なぜ Qwen3-72B か
Qwen3 は Apache 2.0 ライセンスで配布されるアリババ Cloud の最新オープンウェイトで、72B Dense / 110B MoE のバリエーションが提供されている。漢字圏知識・コード生成・指示追従の総合点が高く、日本語タスクでも DeepSeek 系列と肩を並べる強さを持つ。本記事では 72B-Instruct を Tokyo の H100 80GB ×4 にセルフホストし、社内利用基盤として組み上げた構成を共有する。
vLLM 設定
```bash vllm serve Qwen/Qwen3-72B-Instruct \ --tensor-parallel-size 4 \ --max-model-len 32768 \ --gpu-memory-utilization 0.92 \ --enable-prefix-caching \ --quantization fp8 \ --kv-cache-dtype fp8_e5m2 ```
H100 80GB ×4 で BF16 ロードはギリギリ収まらないため、FP8 量子化を必須とする。社内 R&D での速度計測では FP8 で 25-30 tok/s(連続生成、コンテキスト 8k)。
日本語プロンプト調整
Qwen は中国語起点の学習データ比率が高いため、敬語・丁寧体での出力安定性に注意する必要がある。

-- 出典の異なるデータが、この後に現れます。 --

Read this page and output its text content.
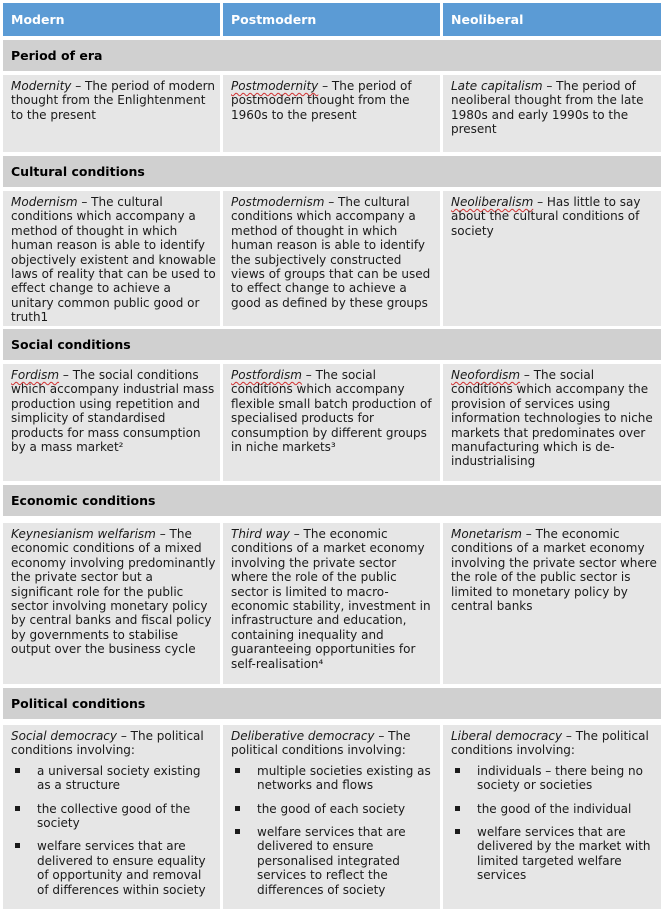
Modern	Postmodern	Neoliberal
Period of era
Modernity – The period of modern thought from the Enlightenment to the present
Postmodernity – The period of postmodern thought from the 1960s to the present
Late capitalism – The period of neoliberal thought from the late 1980s and early 1990s to the present
Cultural conditions
Modernism – The cultural conditions which accompany a method of thought in which human reason is able to identify objectively existent and knowable laws of reality that can be used to effect change to achieve a unitary common public good or truth1
Postmodernism – The cultural conditions which accompany a method of thought in which human reason is able to identify the subjectively constructed views of groups that can be used to effect change to achieve a good as defined by these groups
Neoliberalism – Has little to say about the cultural conditions of society
Social conditions
Fordism – The social conditions which accompany industrial mass production using repetition and simplicity of standardised products for mass consumption by a mass market²
Postfordism – The social conditions which accompany flexible small batch production of specialised products for consumption by different groups in niche markets³
Neofordism – The social conditions which accompany the provision of services using information technologies to niche markets that predominates over manufacturing which is de-industrialising
Economic conditions
Keynesianism welfarism – The economic conditions of a mixed economy involving predominantly the private sector but a significant role for the public sector involving monetary policy by central banks and fiscal policy by governments to stabilise output over the business cycle
Third way – The economic conditions of a market economy involving the private sector where the role of the public sector is limited to macro-economic stability, investment in infrastructure and education, containing inequality and guaranteeing opportunities for self-realisation⁴
Monetarism – The economic conditions of a market economy involving the private sector where the role of the public sector is limited to monetary policy by central banks
Political conditions
Social democracy – The political conditions involving:
a universal society existing as a structure
the collective good of the society
welfare services that are delivered to ensure equality of opportunity and removal of differences within society
Deliberative democracy – The political conditions involving:
multiple societies existing as networks and flows
the good of each society
welfare services that are delivered to ensure personalised integrated services to reflect the differences of society
Liberal democracy – The political conditions involving:
individuals – there being no society or societies
the good of the individual
welfare services that are delivered by the market with limited targeted welfare services
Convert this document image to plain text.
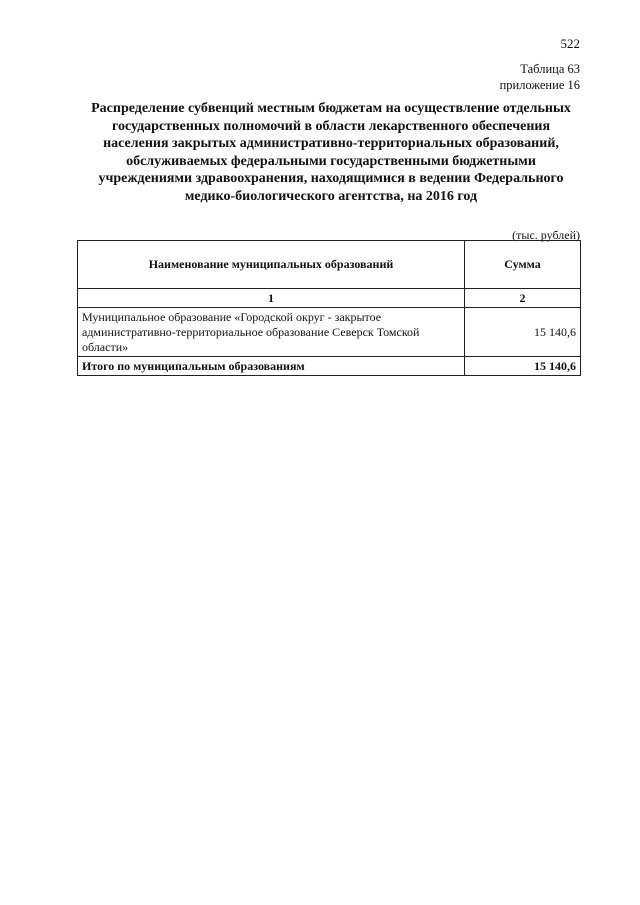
522
Таблица 63
приложение 16
Распределение субвенций местным бюджетам на осуществление отдельных
государственных полномочий в области лекарственного обеспечения
населения закрытых административно-территориальных образований,
обслуживаемых федеральными государственными бюджетными
учреждениями здравоохранения, находящимися в ведении Федерального
медико-биологического агентства, на 2016 год
(тыс. рублей)
Наименование муниципальных образований	Сумма
1	2

Муниципальное образование «Городской округ - закрытое
административно-территориальное образование Северск Томской
области»	15 140,6
Итого по муниципальным образованиям	15 140,6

`system` プロンプトに「日本語で、ですます調・敬語不要、技術的に正確に答えること」と明示するだけで一貫性が大きく改善する。
長文コンテキスト
公開仕様では 128k までスケールするが、実用上は 32-64k に制限したほうが品質が安定する。RoPE スケール(YaRN)を 4 倍まで上げると JMMLU で約 1.5 ポイントの劣化が見られたので、社内 R&D では 32k 固定で運用している。
観測項目
- TTFT / TPOT
- Prefix キャッシュヒット率
- 失敗ジョブ率(OOM / タイムアウト)
- expert 活性度(MoE 版の場合)
- ガード判定によるブロック率
まとめ
Qwen3-72B は日本語業務 AI のオープンウェイト基盤としてバランスがよく、特に多言語が混じる業務(中国語仕入先資料 + 日本語 FAQ など)で強い。Tokyo H100 ×4 + vLLM FP8 という構成は月額 320-420 万円で運用可能。